Precision Climate Control and Technology Solutions
The team focuses on building and creating the right indoor microclimates and environments for their various mushrooms. For example, the Sharoods built an environment likened to rainy spring and fall seasonality to grow the best log-inoculated indoor Shiitake. It takes a balanced technical environment that is precise and flexible enough to counterbalance any external climate changes. Navigating temperature, humidity, and CO2 is key to management. John’s background is in industrial software and technical development, where he built flexible and accurate HVAC systems for large plants.
John used his commercial and industrial technology skills to establish a program and design a proprietary remote solution with a dashboard, sensor technology, and versatile electrical controller system to manage the diverse climates required to grow mushrooms. The Maine Technical Institute (MTI) collaborated with the farm as a consultant and a funding source for the technology. With a $150,000 investment from MTI, the team was able to build the project with the help of John Sharood, Alec Mackenzie, and Brian Richards, a local HVAC specialist involved from the onset. Farms everywhere can leverage this technology to compete with large-scale operations and distribution models.
Organic Certification
Mousam Valley Mushrooms is United States Department of Agriculture (USDA) Certified Organic and Maine Organic Farmers and Gardeners Association, Organically Certified Organic (MOFGA). To certify for organic status, a farmer must go through the rigors of certification in a 5-step process:
The farmer must develop, in writing, a system plan once the land is free of all substances for atleast three years. This plan must align with USDA organic standards.

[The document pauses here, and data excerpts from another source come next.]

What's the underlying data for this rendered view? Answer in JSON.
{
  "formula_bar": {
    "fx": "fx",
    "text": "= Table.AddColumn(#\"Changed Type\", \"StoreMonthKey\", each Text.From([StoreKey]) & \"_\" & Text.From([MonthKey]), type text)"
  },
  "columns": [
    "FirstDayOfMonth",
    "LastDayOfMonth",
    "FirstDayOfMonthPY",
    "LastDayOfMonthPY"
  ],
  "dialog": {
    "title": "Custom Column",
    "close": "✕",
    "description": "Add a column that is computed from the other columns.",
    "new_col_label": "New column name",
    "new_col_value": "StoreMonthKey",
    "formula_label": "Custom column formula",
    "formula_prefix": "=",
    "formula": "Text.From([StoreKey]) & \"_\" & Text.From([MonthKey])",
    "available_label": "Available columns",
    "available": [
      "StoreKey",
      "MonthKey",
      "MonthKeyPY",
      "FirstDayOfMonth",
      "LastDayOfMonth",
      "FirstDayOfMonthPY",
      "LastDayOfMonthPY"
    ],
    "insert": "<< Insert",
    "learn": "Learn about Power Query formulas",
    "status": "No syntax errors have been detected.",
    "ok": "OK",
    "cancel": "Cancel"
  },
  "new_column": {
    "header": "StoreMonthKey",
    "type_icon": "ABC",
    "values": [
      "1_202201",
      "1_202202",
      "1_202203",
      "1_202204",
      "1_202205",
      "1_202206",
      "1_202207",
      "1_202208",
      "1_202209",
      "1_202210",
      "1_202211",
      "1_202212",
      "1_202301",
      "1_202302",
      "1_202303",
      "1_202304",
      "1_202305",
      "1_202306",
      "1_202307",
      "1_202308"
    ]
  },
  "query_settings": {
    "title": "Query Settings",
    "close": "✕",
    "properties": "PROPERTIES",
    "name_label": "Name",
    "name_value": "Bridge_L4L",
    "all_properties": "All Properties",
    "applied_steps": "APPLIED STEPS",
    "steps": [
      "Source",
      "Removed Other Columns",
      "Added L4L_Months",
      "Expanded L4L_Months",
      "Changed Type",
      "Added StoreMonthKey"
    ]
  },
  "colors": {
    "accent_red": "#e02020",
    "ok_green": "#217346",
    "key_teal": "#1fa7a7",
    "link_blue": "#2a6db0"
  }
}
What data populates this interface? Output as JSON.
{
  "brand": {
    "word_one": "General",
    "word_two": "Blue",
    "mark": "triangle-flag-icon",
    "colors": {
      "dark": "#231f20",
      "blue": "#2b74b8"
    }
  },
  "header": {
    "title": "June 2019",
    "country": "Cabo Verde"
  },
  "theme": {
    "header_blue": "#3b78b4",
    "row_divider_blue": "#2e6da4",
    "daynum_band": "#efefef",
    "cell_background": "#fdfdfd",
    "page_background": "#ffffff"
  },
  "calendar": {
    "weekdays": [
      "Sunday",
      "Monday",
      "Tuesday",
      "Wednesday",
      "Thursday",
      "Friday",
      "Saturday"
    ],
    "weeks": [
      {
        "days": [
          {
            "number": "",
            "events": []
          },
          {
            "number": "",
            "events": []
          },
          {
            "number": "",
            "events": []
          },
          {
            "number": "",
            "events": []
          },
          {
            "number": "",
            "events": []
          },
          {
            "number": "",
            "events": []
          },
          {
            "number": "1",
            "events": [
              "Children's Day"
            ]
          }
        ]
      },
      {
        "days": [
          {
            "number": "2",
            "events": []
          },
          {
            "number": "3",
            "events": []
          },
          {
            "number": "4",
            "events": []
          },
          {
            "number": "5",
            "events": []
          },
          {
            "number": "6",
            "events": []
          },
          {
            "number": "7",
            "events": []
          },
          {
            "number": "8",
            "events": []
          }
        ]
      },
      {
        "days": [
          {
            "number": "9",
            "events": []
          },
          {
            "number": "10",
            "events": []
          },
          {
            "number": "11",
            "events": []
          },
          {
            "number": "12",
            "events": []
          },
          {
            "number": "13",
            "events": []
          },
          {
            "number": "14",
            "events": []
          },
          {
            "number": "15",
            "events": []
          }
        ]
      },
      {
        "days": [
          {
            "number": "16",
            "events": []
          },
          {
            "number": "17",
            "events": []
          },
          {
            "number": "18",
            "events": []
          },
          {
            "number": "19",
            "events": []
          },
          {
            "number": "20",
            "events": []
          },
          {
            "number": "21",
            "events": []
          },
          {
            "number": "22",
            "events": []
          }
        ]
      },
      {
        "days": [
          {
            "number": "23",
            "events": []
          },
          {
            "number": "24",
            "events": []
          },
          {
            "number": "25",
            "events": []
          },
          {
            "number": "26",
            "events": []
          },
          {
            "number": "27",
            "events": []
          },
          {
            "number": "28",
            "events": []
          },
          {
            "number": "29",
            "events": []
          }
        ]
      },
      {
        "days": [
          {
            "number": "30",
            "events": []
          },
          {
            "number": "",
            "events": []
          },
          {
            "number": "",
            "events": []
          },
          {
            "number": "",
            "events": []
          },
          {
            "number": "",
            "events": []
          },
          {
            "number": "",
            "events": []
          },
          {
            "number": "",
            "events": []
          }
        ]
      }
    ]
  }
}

Once written, secure a certified agent to work with you to ensure the plan's integrity and process flow.
An accredited agent must complete the inspection and will review your process flows and systems documentation on-site.
Inspection reports must be audited and signed off during the review. The plan will be compared to the actual plan and lot tracing for verification.
Certificate issuance takes place once all the criteria have been met. The farm must undergo a rigorous annual inspection before renewing and issuing the certificate.
Mousam Valley Mushrooms goes through this rigor each year and recommends that if you are considering starting a specialty mushroom farm, lead with an organic plan upfront because conversion is more rigorous than a fresh start-up process.
Substrates and Composting
Mousam Valley Mushrooms is strictly organic and does not use chemical pesticides. They are a high production facility and accumulate a lot of substrate, which they set aside for atleast six months to aerobically decompose for their buyers and local community members to pick up and use for local farming operations or spreading on freshly seeded lawns at golf courses, apple orchards, and local Community Supported Agriculture where they can use the application of mushroom compost and compost tea.
Growth In The Marketplace
When speaking with their head of sales and market development, Emily Sharood - she explained their goals to add wholesale and commercial kitchen businesses to their list of client development opportunities are top on the list for 2024. There are many ways to work with Mousam Valley Mushroom; a great example is to purchase their seconds or leftovers for making soups and stews or a grocery kitchen that makes food for the masses—chefs offering specialty mushroom dishes in a value-added fashion, to the overall marketplace.